Tuesday, July 27, 2010

Technology and the novel....

and..."the autocratic cunning of the machine":

""Melville wrote a whole story about a mill: "The Tartarus of Maids". Its narrator, a seed-trader in need of a good envelope-supplier, visits a paper mill and gazes in "strange dread" at the wheels and cylinders of the "inflexible iron animal", shocked by "the metallic necessity, the unbudging fatality which governed it . . . the autocratic cunning of the machine". In the marriage of humanity and industrial apparatuses, it's clear who wears the trousers:


Machinery – that vaunted slave of humanity – here stood menially served by human beings, who served mutely and cringingly as the slave serves the Sultan. The girls did not so much seem accessory wheels to the general machinery as mere cogs to the wheels.

It's clear, too, that Melville isn't simply pondering the rise of machine culture in society at large. Etching his way on his horse, Black, across the snow-white valley where the mill lies, and wondering at the range of lawyers' briefs, doctors' prescriptions, pastors' sermons and so on that will be scrawled in ink on the reams of blank paper he's watching cascade off the rollers, the narrator is a carrier of a more self-reflective anxiety, one that concerns itself with the very act of writing. If man's autocracy, his genius, his powers of generation, have all passed to the machine, and if the pulpy, material base for the refined and abstract thoughts and emotions that we read in books has been revealed to us, then how can we understand poetry or prose as the sublime self-expression of autonomous and elevated individuals? Melville's answer is as implicit as his question: we can't, not any more.""
Jeez, Zilmon, hit the Defibrillator! we're not in Kansas anymore (and haven't been for 100+ years...)

4 comments:

Perezoso said...

Defibrillators away!

Yo J perhaps you noted recent New Worlds posts with your nemesis "Byronius" indulging in some boring old clown-carney Pennywise schtick--""clowns, don't you hate 'em?""--with a rather bizarre "script" about some texas drunks and hicks. Really, Byro's narcissistic scribbling looks more like evidence of advanced paranoid schizophrenia than anything resembling a story.

J said...

I tried reading one of Bozonius's "scripts" a few years ago, until overcome by nausea. First off, you must realize this person (a dozen people or so actually mistake the hick for a creative of some type) was addicted to drugs for years--and steroids as well.

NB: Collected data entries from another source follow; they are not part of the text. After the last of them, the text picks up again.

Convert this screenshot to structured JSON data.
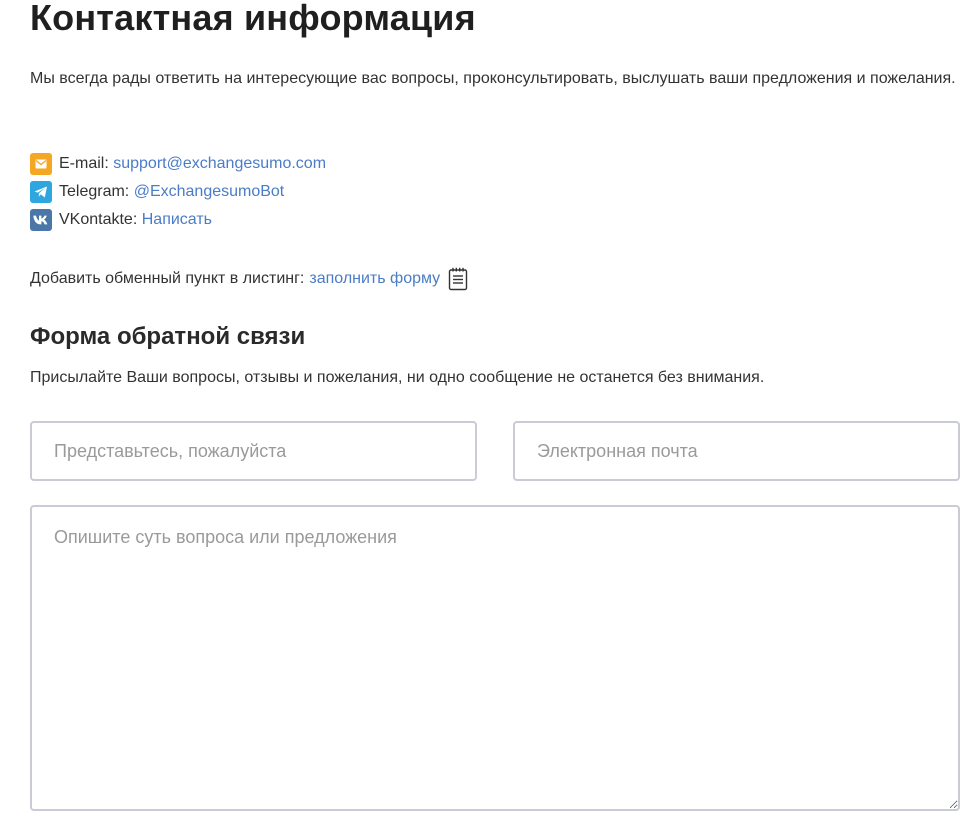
{
  "page": {
    "title": "Контактная информация",
    "intro": "Мы всегда рады ответить на интересующие вас вопросы, проконсультировать, выслушать ваши предложения и пожелания."
  },
  "contacts": {
    "email": {
      "label": "E-mail:",
      "value": "support@exchangesumo.com",
      "icon": "email-icon",
      "color": "#f5a623"
    },
    "telegram": {
      "label": "Telegram:",
      "value": "@ExchangesumoBot",
      "icon": "telegram-icon",
      "color": "#2ea6e0"
    },
    "vk": {
      "label": "VKontakte:",
      "value": "Написать",
      "icon": "vk-icon",
      "color": "#4a76a8"
    }
  },
  "listing": {
    "label": "Добавить обменный пункт в листинг:",
    "link": "заполнить форму",
    "icon": "notepad-icon"
  },
  "feedback": {
    "title": "Форма обратной связи",
    "description": "Присылайте Ваши вопросы, отзывы и пожелания, ни одно сообщение не останется без внимания.",
    "name_placeholder": "Представьтесь, пожалуйста",
    "email_placeholder": "Электронная почта",
    "message_placeholder": "Опишите суть вопроса или предложения"
  },
  "colors": {
    "link": "#4a7cc7",
    "input_border": "#c9ccd6",
    "text": "#333333"
  }
}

Bozonius's like some thug from Tuscon, with no real college education, apart from a few nursing courses. He strings together these odd mish mashes of cartoony ideas, ridiculous characters (think Thunderbirds 5000 meets...the ninja turtles or something), a few pseudo-scientific ideas lifted from popular mechanics, and then fills it out with dialogue from like...it's difficult to describe. Sort of Back to the Future, via ..the Book of Mormon version. Serio. Then he sends it to these ludicrous screenwriting contests--pay only $250, Rube, and you get an honorable mention for your work, along with 1000 other aspiring Tarentinos! (they're really scams, but he's too stupid to realize it)

And as with many mormons (even closet case ones), he worships ancestors. In fact mormons say prayers for the dead (and there is this weird fundamentalist/mormon movement in Ho-wood...tho' Bozonius's no show biz type... lives in Sacto, like a t-shirt salesman! heh)

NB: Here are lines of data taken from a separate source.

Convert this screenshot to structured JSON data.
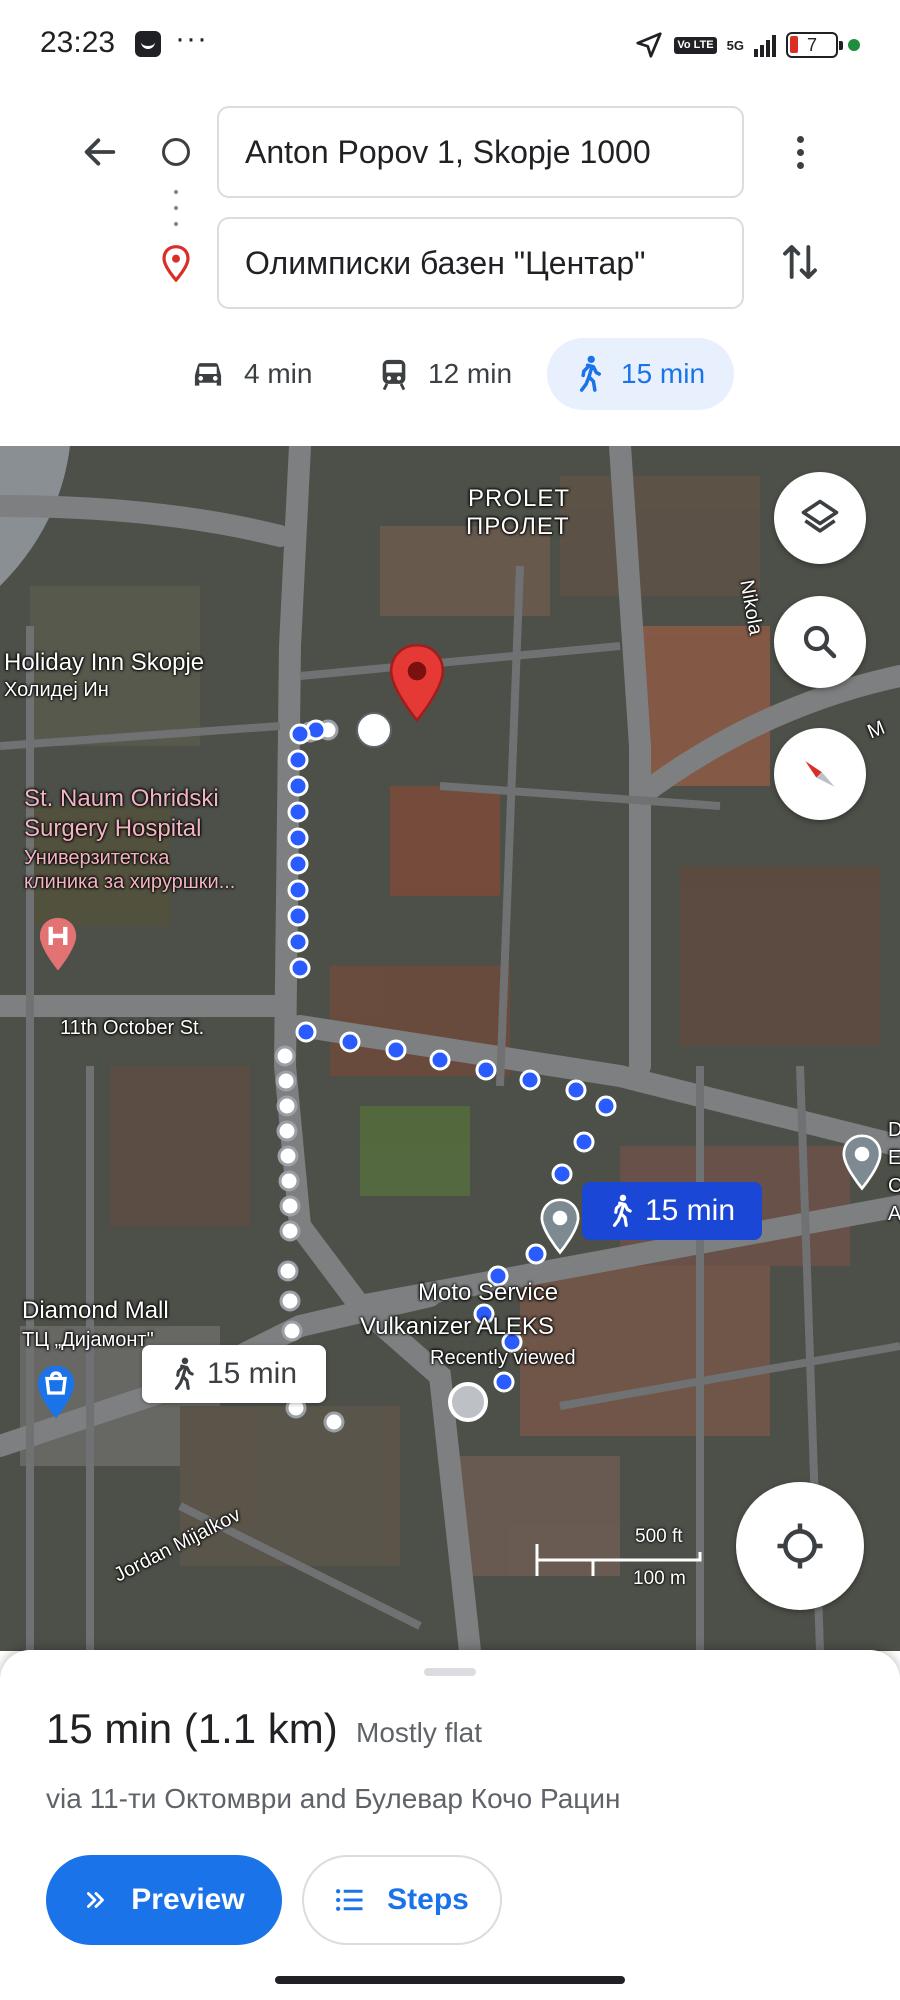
{
  "status_bar": {
    "time": "23:23",
    "more": "···",
    "vo_lte": "Vo LTE",
    "network": "5G",
    "battery_level": "7"
  },
  "directions": {
    "origin": "Anton Popov 1, Skopje 1000",
    "destination": "Олимписки базен \"Центар\""
  },
  "travel_modes": [
    {
      "mode": "driving",
      "icon": "car-icon",
      "duration": "4 min"
    },
    {
      "mode": "transit",
      "icon": "train-icon",
      "duration": "12 min"
    },
    {
      "mode": "walking",
      "icon": "walk-icon",
      "duration": "15 min",
      "selected": true
    }
  ],
  "map": {
    "labels": {
      "prolet_latin": "PROLET",
      "prolet_cyrillic": "ПРОЛЕТ",
      "nikola": "Nikola",
      "holiday_inn": "Holiday Inn Skopje",
      "holiday_inn_cyr": "Холидеј Ин",
      "hospital_1": "St. Naum Ohridski",
      "hospital_2": "Surgery Hospital",
      "hospital_3": "Универзитетска",
      "hospital_4": "клиника за хируршки...",
      "street_11_october": "11th October St.",
      "diamond_mall": "Diamond Mall",
      "diamond_mall_cyr": "ТЦ „Дијамонт\"",
      "moto_service_1": "Moto Service",
      "moto_service_2": "Vulkanizer ALEKS",
      "recently_viewed": "Recently viewed",
      "jordan_mijalkov": "Jordan Mijalkov",
      "right_edge_d": "D",
      "right_edge_e": "E",
      "right_edge_c": "C",
      "right_edge_a": "A",
      "right_edge_m": "M"
    },
    "route_chip_selected": "15 min",
    "route_chip_alt": "15 min",
    "scale_imperial": "500 ft",
    "scale_metric": "100 m",
    "colors": {
      "route_blue": "#1a47d6",
      "route_dot": "#2a5bff",
      "accent": "#1a73e8",
      "pin_red": "#d93025"
    }
  },
  "summary": {
    "duration_distance": "15 min (1.1 km)",
    "terrain": "Mostly flat",
    "via": "via 11-ти Октомври and Булевар Кочо Рацин"
  },
  "actions": {
    "preview": "Preview",
    "steps": "Steps"
  }
}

I wouldn't waste 15 minutes reading Bozonius's recent space-carny adventure, but it's the same bullsh*t. He may not include "praise Moroni," "hallelujah, ye Nephites!" or whatever masonic BS they use at the Temple (Hail Brother Flibbertygibb!), but ...Nephitistical through and through. And...not merely schizo, but sick, twisted psychotic garbage (and bookmarked as evidence).

It would be funnny but the pedazo de mierda's a danger to the community and anyone around him. Serio. He'll be put away, pronto.

Many so-called liberals have no idea what the Mormonics are about (or, really most organized judeo-christian rackets)

One Brow said...

J,

Thanks for the interesting read. We have never lacked for dystopias, it would seem.

J said...

Hey OB.

I agree. The journalist's a bit...British, but I think he suggests that many humans have in some sense become enslaved to technology (though it's a bit more complex perhaps). Even with the wonderful world of blogging that seems applicable.

Ballard's writing examines that issue in an interesting manner, as with Crash (tho' probably a bit too much for most WASPs in the 'burbs).